Ia bernama sirih. Sebab, jenis satu ini sangat mirip dengan tanaman yang sering digunakan sebagai inang oleh orang-orang jaman dulu, yaitu sirih. Tak hanya bentuk, pola tubuhnya merambat (sedang anturium lain pada umumnya memiliki batang tegak), membuat kita seakan teringat oleh tanaman sirih yang biasa tumbuh menjalar.
Jika dibandingkan dengan jenis lain, jenis ini relatif memiliki harga jual dan purna jual stabil dan cenderung tinggi. Uniknya, hal itu terjadi sampai sekarang, dimana penjualan anthurium bisa dibilang agak lesu. Sekedar pantauan singkat, harga sirih saat ini untuk usia satu daun anakan hasil split dihargai Rp 300.ribu.
Sedangkan untuk usia dewasa atau daun berukuran lebih dari 30 cm, harga minimal Rp 8 juta (di atas harga jenmanii yang usia satu daun saat ini bisa didapat dengan harga Rp 100 ribu dan usia remaja dan dewasa sering dihargai minimal Rp 2 juta). Tak sedikit penjualnya beralasan, mahalnya tanaman ini dikarenakan susahnya sirih untuk dibudidayakan, juga perkembangannya cenderung sangat lambat.
Benar saja, dalam setiap keluar daun baru, jenis ini biasanya membutuhkan waktu lebih dari 3 bulan. Itu jelas waktu lama jika dibanding dengan jenis lain yang sering menelurkan daun baru setiap 2 minggu sekali. Jenis ini juga termasuk anthurium mandul dan susah untuk dikembang-biakkan.
“Umumnya, barang (anthurium sirih) yang saat ini beredar di pasaran adalah hasil split. Sebab, pada umumnya sirih susah keluar tongkol,” kata Pebisnis Anthurium di Ragunan Jakarta Selatan (Jaksel), Totok Gondowasito.
Menurutnya, meski permintaan tak sebanyak gelombang cinta, tapi permintaan sirih masih terus mengalir dengan harga yang relative tinggi. Itu membuatnya bersemangat untuk mempelajari teknik split pada anthurium.
“Biasanya anthurium sirih diperbanyak dengan cara ini. Ketika anthurium sirih berusia lebih dari 6 bulan, memiliki sedikitnya dua daun dan sudah keluar mata akar, itu adalah saat yang tepat untuk memisahkannya,” ujar Totok.
Selain susahnya tanaman ini mengeluarkan tongkol sebagai media perbanyakan, sirih termasuk satu diantara jenis anthurium langganan juara di setiap kontes anthurium. Hal ini tak terlepas dari tampilan daun yang sering memikat mata juri penilai. Dan bukannya kecelakaan atau malas keluar, tongkol yang sering keluar pun tak jarang sengaja dipotong untuk mempertahankan keindahan daun. Hal ini yang sering dilakukan oleh M Sutoyo Santoso, Pebisnis Anthurium di Solo Jawa Tengah (Jateng).

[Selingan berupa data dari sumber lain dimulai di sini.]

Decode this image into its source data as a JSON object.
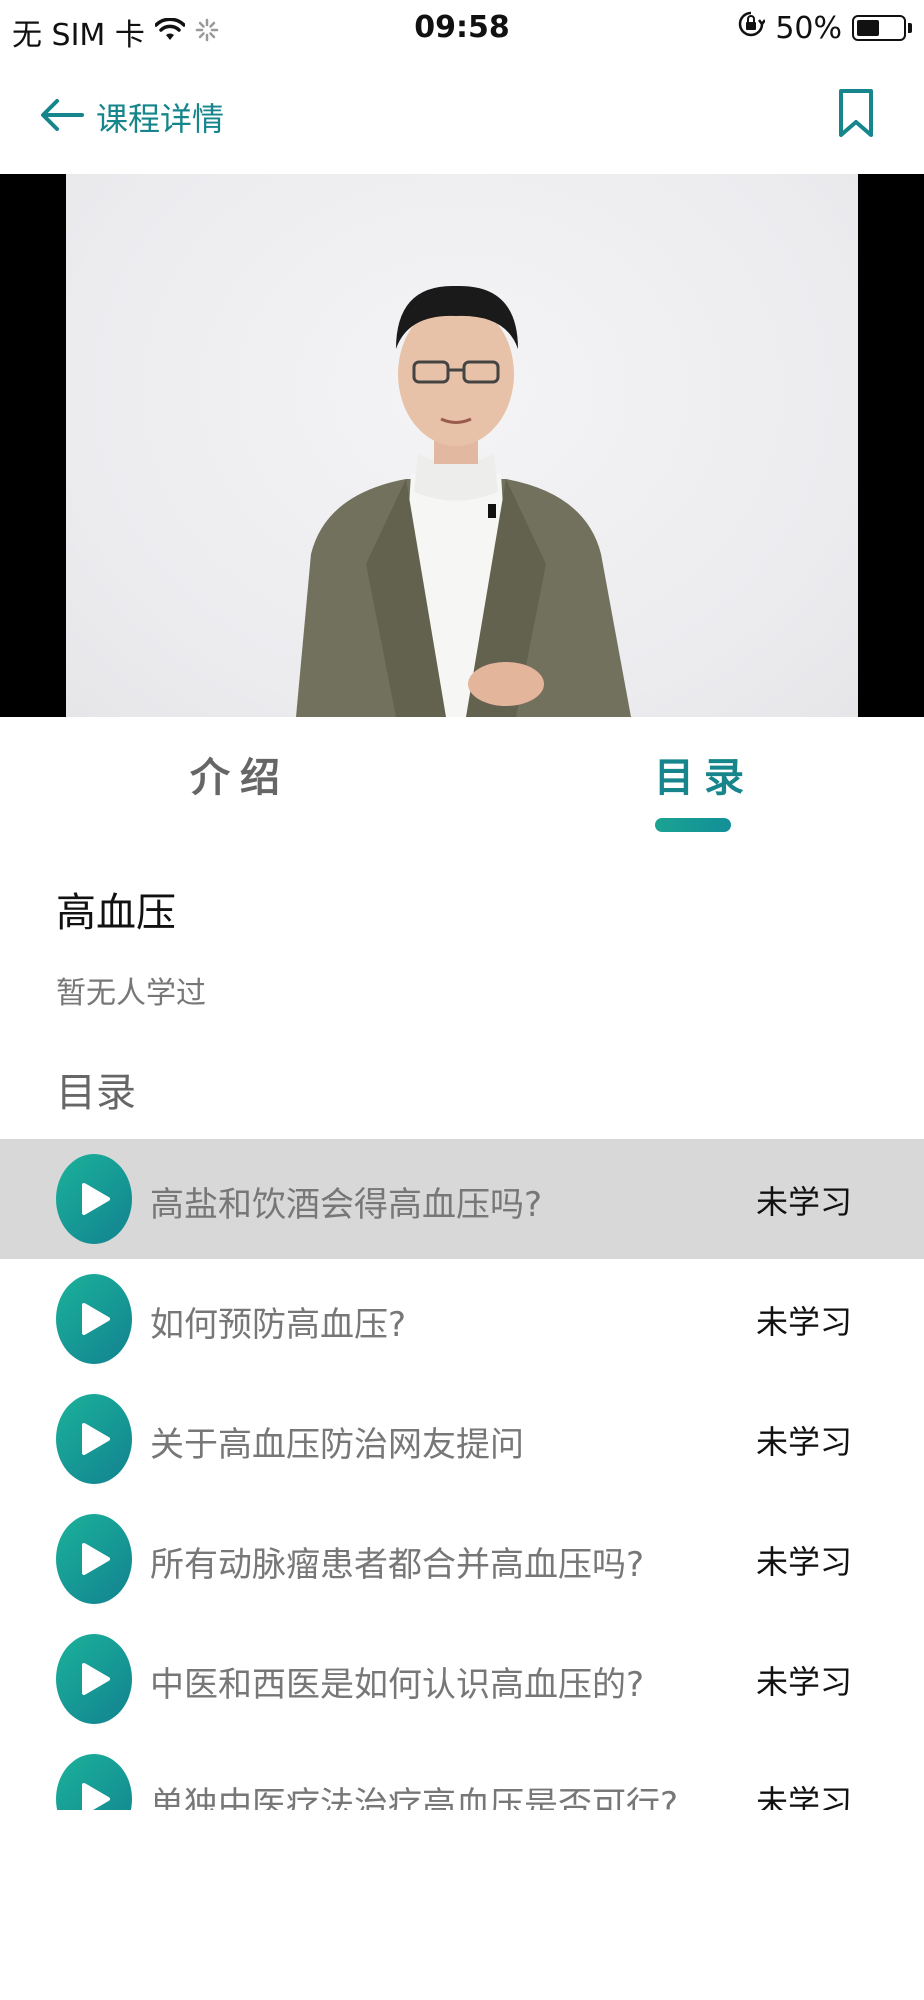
{
  "status_bar": {
    "carrier": "无 SIM 卡",
    "time": "09:58",
    "battery_percent": "50%",
    "battery_level": 0.5
  },
  "nav": {
    "title": "课程详情",
    "back_icon": "arrow-left-icon",
    "bookmark_icon": "bookmark-icon"
  },
  "tabs": [
    {
      "label": "介绍",
      "selected": false
    },
    {
      "label": "目录",
      "selected": true
    }
  ],
  "course": {
    "title": "高血压",
    "learners": "暂无人学过",
    "section_label": "目录"
  },
  "lessons": [
    {
      "title": "高盐和饮酒会得高血压吗?",
      "status": "未学习",
      "active": true
    },
    {
      "title": "如何预防高血压?",
      "status": "未学习",
      "active": false
    },
    {
      "title": "关于高血压防治网友提问",
      "status": "未学习",
      "active": false
    },
    {
      "title": "所有动脉瘤患者都合并高血压吗?",
      "status": "未学习",
      "active": false
    },
    {
      "title": "中医和西医是如何认识高血压的?",
      "status": "未学习",
      "active": false
    },
    {
      "title": "单独中医疗法治疗高血压是否可行?",
      "status": "未学习",
      "active": false
    }
  ],
  "colors": {
    "accent": "#16868c",
    "play_gradient_start": "#1bb29b",
    "play_gradient_end": "#12828f",
    "active_row": "#d8d8d8"
  }
}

“Seperti anthurium yang lain pada umumnya, kemunculan tongkol sering mengganggu perkembangan daun, sehingga jika tak dipotong, daun yang keluar akan mengalami kecacatan. Misalnya, berlubang atau kerutan yang muncul, sehingga mengurangi estetika sirih,” ungkap pria yang sering mengikut-sertakan sirihnya dalam setiap kali ada kontes anthurium ini.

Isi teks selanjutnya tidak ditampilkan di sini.